Calling Scottish people 'Jocks' is fine, rules TV watchdog - but 'Taff' IS offensive

It is a term that has divided Scotland for centuries - with some viewing it as a friendly nickname and other condemning it as an insult.

But the word 'Jock' has been deemed of 'limited concern' and on par with calling someone a 'Nazi' or 'Hun' by the communications watchdog Ofcom.

They were all viewed as less shocking than referring to a Welsh person as a 'Taff' - a slang term which derives from the River Taff which runs through Cardiff.

The regulator has published a document that ranks offensive terms on a scale from 'mild' to 'strongest'.

Ofcom's rankings have raised eyebrows, especially concerning how the word 'Jock' is no more or less offensive than the word 'Nazi', which Ofcom also deemed 'mild'.

'Hun', which Rangers fans have lobbied to make a hate crime when used in a footballing context, was also deemed 'mild'.

The report, Attitudes to Potentially Offensive Language and Gestures on TV and Radio, was based on a survey of 248 people in the UK.

'Ginger' is deemed funny and described as 'mild language, generally of little concern… typically viewed as a humorous insult, however, more aggression or specific intent to hurt heightens impact'.

The term 'Hun', sometimes used as a derogatory term for Rangers fans, is described as 'mild language, generally of little concern… however, seen as less acceptable by those familiar with the history and use of the term as a sectarian insult'.

The report states that some interviewees who were unaware of its use as an insult assumed it was an abbreviation of 'Honey'.

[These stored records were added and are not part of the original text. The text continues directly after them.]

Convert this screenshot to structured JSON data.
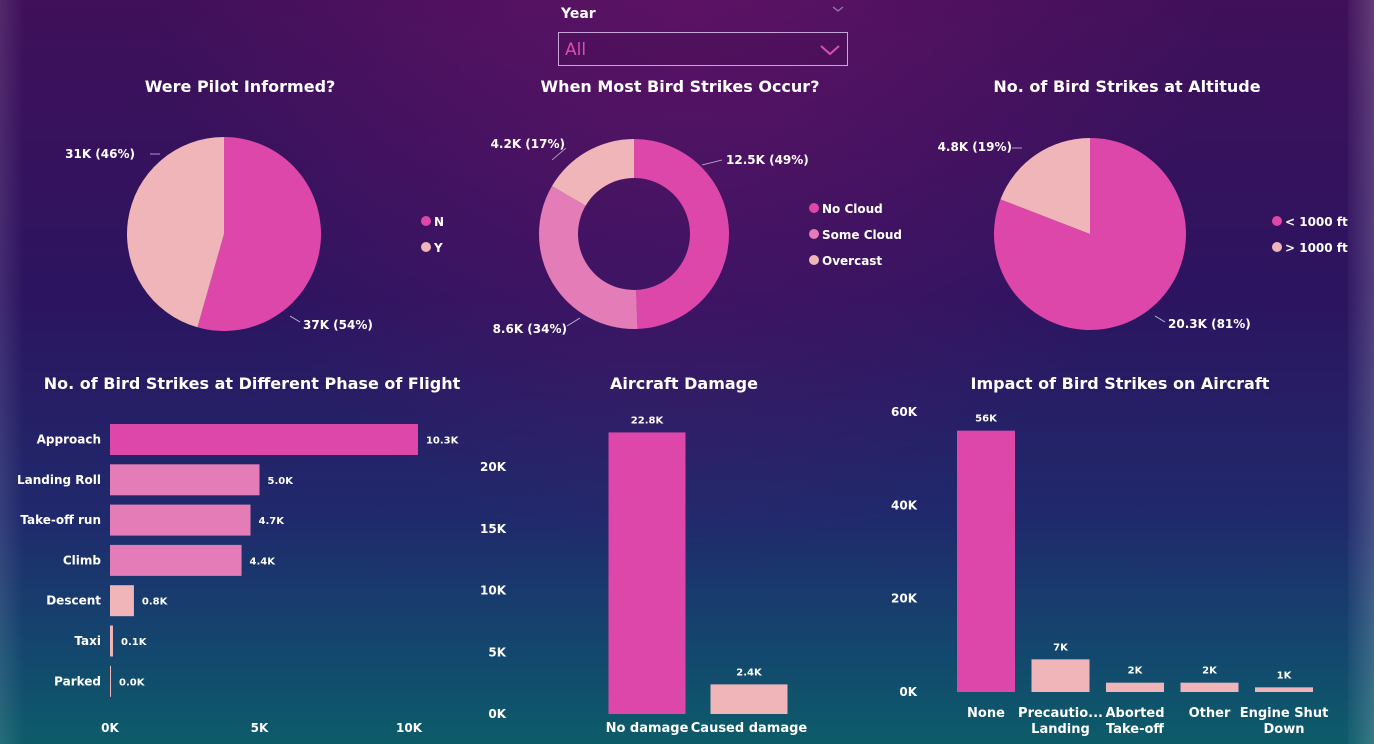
{
  "slicer": {
    "label": "Year",
    "value": "All"
  },
  "colors": {
    "pink_dark": "#de47aa",
    "pink_mid": "#e47cb8",
    "pink_light": "#efb5b8",
    "text": "#ffffff"
  },
  "chart_data": [
    {
      "type": "pie",
      "title": "Were Pilot Informed?",
      "categories": [
        "N",
        "Y"
      ],
      "values": [
        37000,
        31000
      ],
      "data_labels": [
        "37K (54%)",
        "31K (46%)"
      ],
      "legend": [
        "N",
        "Y"
      ],
      "legend_position": "right"
    },
    {
      "type": "pie",
      "subtype": "donut",
      "title": "When Most Bird Strikes Occur?",
      "categories": [
        "No Cloud",
        "Some Cloud",
        "Overcast"
      ],
      "values": [
        12500,
        8600,
        4200
      ],
      "data_labels": [
        "12.5K (49%)",
        "8.6K (34%)",
        "4.2K (17%)"
      ],
      "legend": [
        "No Cloud",
        "Some Cloud",
        "Overcast"
      ],
      "legend_position": "right"
    },
    {
      "type": "pie",
      "title": "No. of Bird Strikes at Altitude",
      "categories": [
        "< 1000 ft",
        "> 1000 ft"
      ],
      "values": [
        20300,
        4800
      ],
      "data_labels": [
        "20.3K (81%)",
        "4.8K (19%)"
      ],
      "legend": [
        "< 1000 ft",
        "> 1000 ft"
      ],
      "legend_position": "right"
    },
    {
      "type": "bar",
      "orientation": "horizontal",
      "title": "No. of Bird Strikes at Different Phase of Flight",
      "categories": [
        "Approach",
        "Landing Roll",
        "Take-off run",
        "Climb",
        "Descent",
        "Taxi",
        "Parked"
      ],
      "values": [
        10300,
        5000,
        4700,
        4400,
        800,
        100,
        0
      ],
      "data_labels": [
        "10.3K",
        "5.0K",
        "4.7K",
        "4.4K",
        "0.8K",
        "0.1K",
        "0.0K"
      ],
      "xlim": [
        0,
        10000
      ],
      "xticks": [
        "0K",
        "5K",
        "10K"
      ]
    },
    {
      "type": "bar",
      "title": "Aircraft Damage",
      "categories": [
        "No damage",
        "Caused damage"
      ],
      "values": [
        22800,
        2400
      ],
      "data_labels": [
        "22.8K",
        "2.4K"
      ],
      "ylim": [
        0,
        20000
      ],
      "yticks": [
        "0K",
        "5K",
        "10K",
        "15K",
        "20K"
      ]
    },
    {
      "type": "bar",
      "title": "Impact of Bird Strikes on Aircraft",
      "categories": [
        [
          "None"
        ],
        [
          "Precautio...",
          "Landing"
        ],
        [
          "Aborted",
          "Take-off"
        ],
        [
          "Other"
        ],
        [
          "Engine Shut",
          "Down"
        ]
      ],
      "values": [
        56000,
        7000,
        2000,
        2000,
        1000
      ],
      "data_labels": [
        "56K",
        "7K",
        "2K",
        "2K",
        "1K"
      ],
      "ylim": [
        0,
        60000
      ],
      "yticks": [
        "0K",
        "20K",
        "40K",
        "60K"
      ]
    }
  ]
}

'Taff', a derogatory term for a Welsh person, is considered more offensive than 'Jock' and is described as 'medium language, potentially unacceptable... uncertainty outside Wales about how offensive it is to Welsh people'.

The Ofcom report states: 'Participants in the research found it hard to make overall judgments about individual words or gestures without taking into account the specific context.

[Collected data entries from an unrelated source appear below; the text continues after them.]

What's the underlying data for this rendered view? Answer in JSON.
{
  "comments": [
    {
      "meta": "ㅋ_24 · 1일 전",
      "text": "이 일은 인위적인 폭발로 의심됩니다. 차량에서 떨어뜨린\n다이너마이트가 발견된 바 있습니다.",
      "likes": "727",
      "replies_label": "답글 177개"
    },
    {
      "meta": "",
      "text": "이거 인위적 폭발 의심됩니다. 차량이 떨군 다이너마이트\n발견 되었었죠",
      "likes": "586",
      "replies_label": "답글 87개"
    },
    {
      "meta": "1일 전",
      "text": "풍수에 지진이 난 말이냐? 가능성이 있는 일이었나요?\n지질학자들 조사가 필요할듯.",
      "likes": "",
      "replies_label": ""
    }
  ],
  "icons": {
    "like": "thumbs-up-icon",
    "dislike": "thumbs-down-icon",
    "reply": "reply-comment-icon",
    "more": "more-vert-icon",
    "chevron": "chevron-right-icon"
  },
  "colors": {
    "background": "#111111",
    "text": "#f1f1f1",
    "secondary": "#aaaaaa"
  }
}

'In some cases, they gave their views on the acceptability of words without being provided with detail about how a specific word might have been used.'

Last week, the BBC was accused of racism after 'Jock' appeared in a headline in a story about the Scottish economy.

SOURCE

3 comments:

Bird of Paradise said...

Grow up and climb out of your playpens sniveling pathetic little snowflakes

Anonymous said...

The comment from those taking the survey that the context was key to the meaning of the word is the pivotal point of this article.


MDH

Olaf Koenders said...

Who was the idiot that signed a contract with a "watchdog" full of snivelling Leftards only on the lookout for something offensive because they believe they can make it so? It's the only reason they exist and, if they can't find anything offensive, they'll invent it.

Sounds like the IPCC all over again.